Pfarren – ein schwieriges Pflaster. In den Pfarrgemeinden zeigt sich, was die Soziologen „gesellschaftlicher Modernisierungsprozess“ nennen – vor allem in einem seit Jahren anhaltenden, rapiden Schwund an Gottesdienstebesucher/innen. Dabei stecken die Pfarren viel Kraft in eine ansprechende Gestaltung von Liturgien und in die Vorbereitung von Sakramenten. Dieser Einsatz steht für Ebertz außer Frage, doch das Problem liegt anderswo: „Ein Schmied, der Hufeisen herstellt, kann unendlich fleißig sein, an der Qualität seines Produkts permanent feilen – wenn er nicht merkt, dass heute die allermeisten Menschen mit dem Auto fahren, tut er das Falsche.“ Für die Kirche heißt das: Die Menschen sind nach wie vor religiös, aber der Ort des Religiösen hat sich verändert. Sie können ihr „religiöses Gesicht“ – wie Ebertz sagt, nicht mehr im Alltag zeigen, da die einzelnen Daseinsbereiche nicht religiös sind. Ein Schaffner ist zum Entwerten der Fahrkarten angestellt, Religiosität hat in seiner Arbeit keinen Platz. Ebenso ein Bankangestellter. Würde er gleichzeitig mit dem ausbezahlten Geld den Kunden ein Gebetsbildchen in die Hand drücken, würde er seinen Job verlieren. Ebertz fasst den Befund zusammen: Die heutigen religiösen „Gelegenheiten“ finden sich außerhalb des Alltags, wenn der Alltag an seine Grenzen stößt: Wenn Beziehungen zerbrechen, wenn man mit Krankheiten konfrontiert wird oder man Erfahrungen des Glücks macht.
Vom Männergesangsverein lernen. Rezepte, was das für Pfarrgemeinden bedeutet, habe er keine, betont Ebertz, ausdrücklich erklärt er aber: Es muss neue Zeiten, Formen und Orte von Kirche geben. Am Beispiel eines Männergesangsvereins, den er vor längerer Zeit beraten hat, macht er deutlich, was er meint: Der Gesangsverein klagte über Nachwuchsmangel. Heute hat die Gruppe nicht recht viel mehr Mitglieder, aber um den Verein sind ein Frauen-, ein Kinder-, ein Jugend und ein Projektchor entstanden. „Es ist nicht mehr der Männergesangsverein, der er einmal war: Es singen heute mehr Menschen als damals. Das ist das Entscheidende“. Das Erfolgsrezept: Der Verein ist den Weg der Differenzierung gegangen, das ist der Weg des Wachstums. In diesen Bahnen sollten auch Pfarrgemeinden denken.
Im Mittelpunkt die Frohbotschaft. Die Frage darf dabei aber nicht lauten, wie kann unsere kirchliche Organisation wachsen, sondern: Wie werden mehr Menschen von der frohen Botschaft angesprochen? Wie die unterschiedlichen Gruppen des „Männergesangsvereins” getrennt proben und auftreten und nur ganz selten gemeinsam singen, wird es auch mit den Pfarren sein. Wir müssen Orte in den Pfarren schaffen, die offen für neue Milieus sind. Ebertz betont nochmals: Wachstum entsteht nur durch die Schaffung unterschiedlicher Angebote. Da haben die traditionsgebundenen Christen ebenso ihren Platz wie die Projektorientierenten, die nur auf begrenzte Zeit mitmachen.

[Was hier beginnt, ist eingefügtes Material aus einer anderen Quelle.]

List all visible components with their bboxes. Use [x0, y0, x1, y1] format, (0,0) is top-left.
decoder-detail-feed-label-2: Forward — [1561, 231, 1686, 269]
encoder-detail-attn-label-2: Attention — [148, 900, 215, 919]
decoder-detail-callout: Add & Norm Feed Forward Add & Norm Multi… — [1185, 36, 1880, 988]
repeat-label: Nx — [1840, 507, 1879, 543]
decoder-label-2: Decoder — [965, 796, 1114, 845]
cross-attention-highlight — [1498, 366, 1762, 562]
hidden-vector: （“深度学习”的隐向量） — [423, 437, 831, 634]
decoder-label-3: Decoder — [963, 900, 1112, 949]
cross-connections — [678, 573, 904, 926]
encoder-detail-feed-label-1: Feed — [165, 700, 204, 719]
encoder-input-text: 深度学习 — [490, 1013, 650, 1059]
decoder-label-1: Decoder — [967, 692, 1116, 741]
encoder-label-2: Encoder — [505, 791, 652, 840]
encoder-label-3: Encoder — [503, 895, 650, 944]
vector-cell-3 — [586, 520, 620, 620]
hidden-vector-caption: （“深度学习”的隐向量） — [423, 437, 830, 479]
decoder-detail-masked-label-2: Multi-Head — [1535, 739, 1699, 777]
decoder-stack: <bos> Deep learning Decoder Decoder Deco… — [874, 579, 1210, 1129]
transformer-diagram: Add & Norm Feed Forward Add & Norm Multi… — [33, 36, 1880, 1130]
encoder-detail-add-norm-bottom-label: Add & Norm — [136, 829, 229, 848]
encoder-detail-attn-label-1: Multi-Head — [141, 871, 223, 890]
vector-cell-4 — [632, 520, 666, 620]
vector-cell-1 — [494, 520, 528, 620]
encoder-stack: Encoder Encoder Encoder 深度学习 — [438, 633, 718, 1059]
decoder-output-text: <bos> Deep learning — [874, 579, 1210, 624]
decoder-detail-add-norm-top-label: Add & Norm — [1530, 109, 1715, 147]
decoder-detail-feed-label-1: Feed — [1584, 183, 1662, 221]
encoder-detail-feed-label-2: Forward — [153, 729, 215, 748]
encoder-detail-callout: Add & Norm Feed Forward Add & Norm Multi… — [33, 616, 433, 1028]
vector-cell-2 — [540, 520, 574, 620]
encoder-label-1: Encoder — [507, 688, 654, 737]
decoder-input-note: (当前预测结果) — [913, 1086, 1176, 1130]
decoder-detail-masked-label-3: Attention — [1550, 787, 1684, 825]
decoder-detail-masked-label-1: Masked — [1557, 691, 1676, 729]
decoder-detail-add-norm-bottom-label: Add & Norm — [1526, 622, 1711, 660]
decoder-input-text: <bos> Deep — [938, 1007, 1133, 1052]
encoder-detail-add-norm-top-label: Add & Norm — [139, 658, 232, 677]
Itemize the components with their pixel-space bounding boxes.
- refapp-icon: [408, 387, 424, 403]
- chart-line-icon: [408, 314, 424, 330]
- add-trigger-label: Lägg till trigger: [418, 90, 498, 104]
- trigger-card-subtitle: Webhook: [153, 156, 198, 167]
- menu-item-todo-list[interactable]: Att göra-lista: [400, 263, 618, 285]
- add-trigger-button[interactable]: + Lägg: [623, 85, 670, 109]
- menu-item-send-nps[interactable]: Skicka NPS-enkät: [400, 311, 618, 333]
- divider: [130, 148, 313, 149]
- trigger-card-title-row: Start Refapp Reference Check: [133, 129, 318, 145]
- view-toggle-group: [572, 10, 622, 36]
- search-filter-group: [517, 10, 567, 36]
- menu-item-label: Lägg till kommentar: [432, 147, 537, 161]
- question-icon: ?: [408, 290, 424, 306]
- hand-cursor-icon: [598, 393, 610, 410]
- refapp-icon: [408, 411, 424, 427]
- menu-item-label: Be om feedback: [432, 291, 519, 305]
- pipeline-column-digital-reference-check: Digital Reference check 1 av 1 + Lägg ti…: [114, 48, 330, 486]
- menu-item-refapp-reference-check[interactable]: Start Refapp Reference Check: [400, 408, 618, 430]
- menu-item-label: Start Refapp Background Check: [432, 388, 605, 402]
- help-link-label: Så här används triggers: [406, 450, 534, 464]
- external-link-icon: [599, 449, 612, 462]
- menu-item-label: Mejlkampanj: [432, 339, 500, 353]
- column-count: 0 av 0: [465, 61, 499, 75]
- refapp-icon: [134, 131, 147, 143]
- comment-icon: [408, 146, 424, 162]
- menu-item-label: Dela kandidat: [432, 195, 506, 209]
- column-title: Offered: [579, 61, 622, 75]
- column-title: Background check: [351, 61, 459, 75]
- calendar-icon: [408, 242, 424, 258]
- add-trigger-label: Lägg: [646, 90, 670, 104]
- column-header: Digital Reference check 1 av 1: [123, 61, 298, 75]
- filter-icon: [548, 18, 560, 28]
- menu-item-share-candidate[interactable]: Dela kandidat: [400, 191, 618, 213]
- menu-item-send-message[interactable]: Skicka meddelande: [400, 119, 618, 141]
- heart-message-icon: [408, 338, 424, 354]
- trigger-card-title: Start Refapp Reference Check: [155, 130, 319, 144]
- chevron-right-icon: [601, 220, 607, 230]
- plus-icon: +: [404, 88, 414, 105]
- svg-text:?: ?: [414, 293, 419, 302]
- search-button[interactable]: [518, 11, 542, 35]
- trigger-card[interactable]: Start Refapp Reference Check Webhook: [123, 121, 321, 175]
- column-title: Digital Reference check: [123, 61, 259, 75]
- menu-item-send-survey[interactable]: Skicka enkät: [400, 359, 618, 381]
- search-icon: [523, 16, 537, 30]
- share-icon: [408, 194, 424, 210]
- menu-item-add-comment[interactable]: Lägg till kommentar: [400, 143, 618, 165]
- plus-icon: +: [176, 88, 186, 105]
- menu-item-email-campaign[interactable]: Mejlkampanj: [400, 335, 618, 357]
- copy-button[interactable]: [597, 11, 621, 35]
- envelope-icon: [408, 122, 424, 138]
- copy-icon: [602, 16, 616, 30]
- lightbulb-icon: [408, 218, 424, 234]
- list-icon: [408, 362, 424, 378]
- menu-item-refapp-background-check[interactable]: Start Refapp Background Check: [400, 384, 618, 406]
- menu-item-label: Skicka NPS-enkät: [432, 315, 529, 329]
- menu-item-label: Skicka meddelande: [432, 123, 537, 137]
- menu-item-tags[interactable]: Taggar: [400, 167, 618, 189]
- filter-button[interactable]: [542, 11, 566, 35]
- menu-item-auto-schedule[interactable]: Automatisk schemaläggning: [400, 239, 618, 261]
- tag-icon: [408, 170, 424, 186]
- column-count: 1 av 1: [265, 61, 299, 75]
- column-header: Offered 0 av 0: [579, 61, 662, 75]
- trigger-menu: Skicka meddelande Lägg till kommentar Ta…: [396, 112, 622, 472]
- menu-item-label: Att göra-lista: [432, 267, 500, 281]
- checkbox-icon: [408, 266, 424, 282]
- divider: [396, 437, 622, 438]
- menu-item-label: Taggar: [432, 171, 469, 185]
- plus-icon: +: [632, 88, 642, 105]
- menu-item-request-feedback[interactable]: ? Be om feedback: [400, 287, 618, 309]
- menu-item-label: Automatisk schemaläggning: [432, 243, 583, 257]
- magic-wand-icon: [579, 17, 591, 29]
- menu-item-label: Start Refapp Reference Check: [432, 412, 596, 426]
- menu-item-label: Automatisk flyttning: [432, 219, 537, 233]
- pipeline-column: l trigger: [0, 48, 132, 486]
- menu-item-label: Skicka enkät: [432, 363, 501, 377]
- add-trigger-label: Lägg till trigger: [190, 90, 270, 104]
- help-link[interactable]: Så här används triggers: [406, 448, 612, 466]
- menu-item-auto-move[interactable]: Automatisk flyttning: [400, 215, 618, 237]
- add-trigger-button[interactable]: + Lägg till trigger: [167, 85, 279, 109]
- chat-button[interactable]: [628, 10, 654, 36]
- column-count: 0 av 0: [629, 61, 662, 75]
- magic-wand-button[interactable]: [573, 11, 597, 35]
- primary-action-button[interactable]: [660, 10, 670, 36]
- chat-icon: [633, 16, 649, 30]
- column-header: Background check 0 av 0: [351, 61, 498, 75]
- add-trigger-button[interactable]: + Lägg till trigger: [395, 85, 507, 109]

Offene Frage: Landgemeinden. Die einzelnen Pfarren sind mit einem so umfangreichen Angebot – wie es notwendig wäre – überfordert, stellt Ebertz außer Frage. Daher plädiert der Theologe für eine Vernetzung von mehreren Pfarren, die in Absprache Unterschiedliches anbieten. Diese Form der Zusammenarbeit eignet sich vor allem für städtische Gebiete, für den ländlichen Raum wird es noch einiges an Versuchen und Experimenten und Nachdenken brauchen, so Ebertz.